On this particular day, I failed to even consider all the circumstances of the case against my five year-old son. I heard two sentences of evidence and threw the book at him. Suddenly, my wife turned into his defense attorney. I tried to remind her that it was a violation of courtroom protocol to play the role of both prosecutor and defender. But my lack of judicial use of parental powers had dismissed his case and put me on trial for abuse of power.
~ It’s Not Fair ~
Naturally, none of this was fair. It was unfair that I would have to be placed in this position right when I came home. It was unfair for my wife to deal with the issue for hours on end alone. And it was unfair for my son to be dealt with so harshly.
Over the years, I have developed a strategy to avoid chaos in the first 30 minutes when I arrive at home.
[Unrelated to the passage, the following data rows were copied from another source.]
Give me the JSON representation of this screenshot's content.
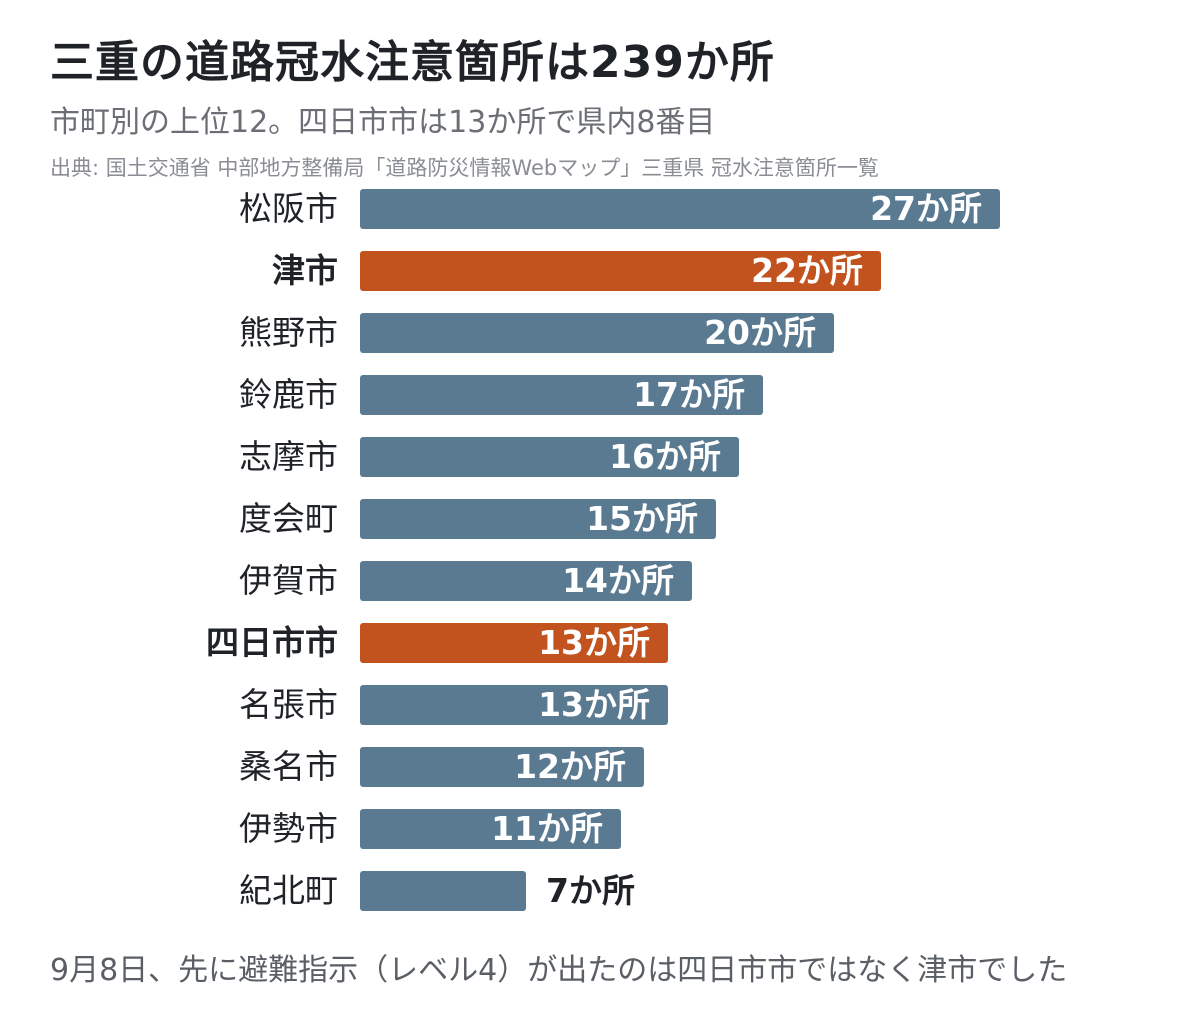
{
  "title": "三重の道路冠水注意箇所は239か所",
  "subtitle": "市町別の上位12。四日市市は13か所で県内8番目",
  "source": "出典: 国土交通省 中部地方整備局「道路防災情報Webマップ」三重県 冠水注意箇所一覧",
  "footnote": "9月8日、先に避難指示（レベル4）が出たのは四日市市ではなく津市でした",
  "colors": {
    "default": "#5a7a91",
    "highlight": "#c2531f"
  },
  "chart_data": {
    "type": "bar",
    "orientation": "horizontal",
    "categories": [
      "松阪市",
      "津市",
      "熊野市",
      "鈴鹿市",
      "志摩市",
      "度会町",
      "伊賀市",
      "四日市市",
      "名張市",
      "桑名市",
      "伊勢市",
      "紀北町"
    ],
    "values": [
      27,
      22,
      20,
      17,
      16,
      15,
      14,
      13,
      13,
      12,
      11,
      7
    ],
    "labels": [
      "27か所",
      "22か所",
      "20か所",
      "17か所",
      "16か所",
      "15か所",
      "14か所",
      "13か所",
      "13か所",
      "12か所",
      "11か所",
      "7か所"
    ],
    "highlight": [
      "津市",
      "四日市市"
    ],
    "xlim": [
      0,
      27
    ],
    "grid": false,
    "legend": "none"
  }
}
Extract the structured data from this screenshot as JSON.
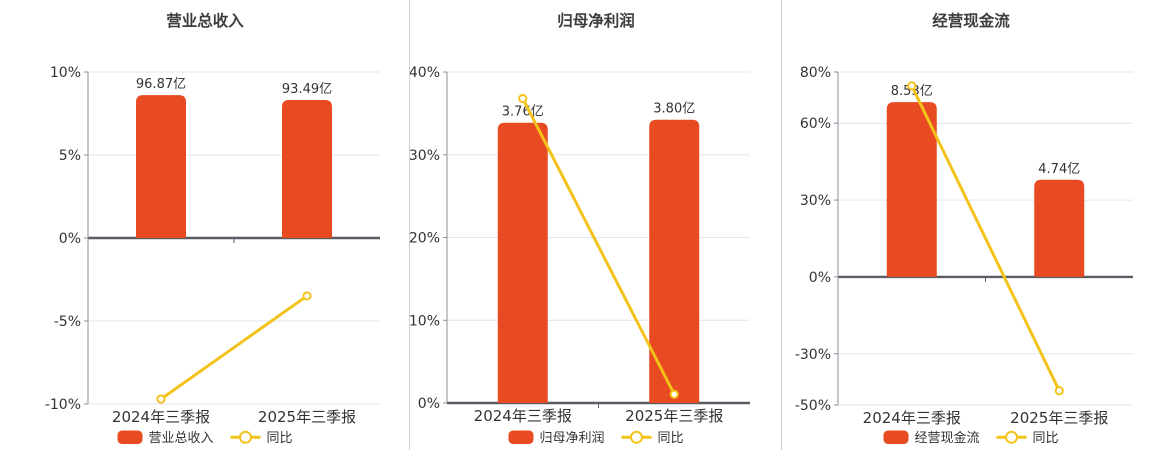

Here are a few things fathers and husbands can do to avoid fire fighting the minute they walk through the door at the end of the day:
Take a break. Back in the days when I was on a time clock, I use to take regular breaks. Those days are long past but I still try to find five minutes to call my wife an hour or so before coming home. These short conversations can serve several purposes and they will provide a preview for what lies ahead. This lowers the prospect of a sneak attack right when you walk through the door.
Turn off the radio. Sometimes the only peace of the day comes on the ride home when you are driving through a dead zone for the cell phone. While the car is a great escape from both work and home, discipline yourself enough to allow ten minutes of “psyche” time before you walk through the door. As the old saying goes, 90 per cent of the game is half mental.
Don’t be predictable. “Dad is going to kill me,” my kids often predict to each other. And that is because they know your reactions in the heat of battle. But you’ve got time to diffuse things on the way home by doing what is advised above. Follow through on that preparation by reacting with a conscious strategy of using the light touch. Not only will it help reduce the tension your spouse is under it will soften the hearts of the kids you have to address.
Nobody ever goes to school to be a parent. But the answers are always more of a question of self-discipline rather than the mere force of will. Ultimately, there is no Supreme Court to overturn our extreme decisions made in haste.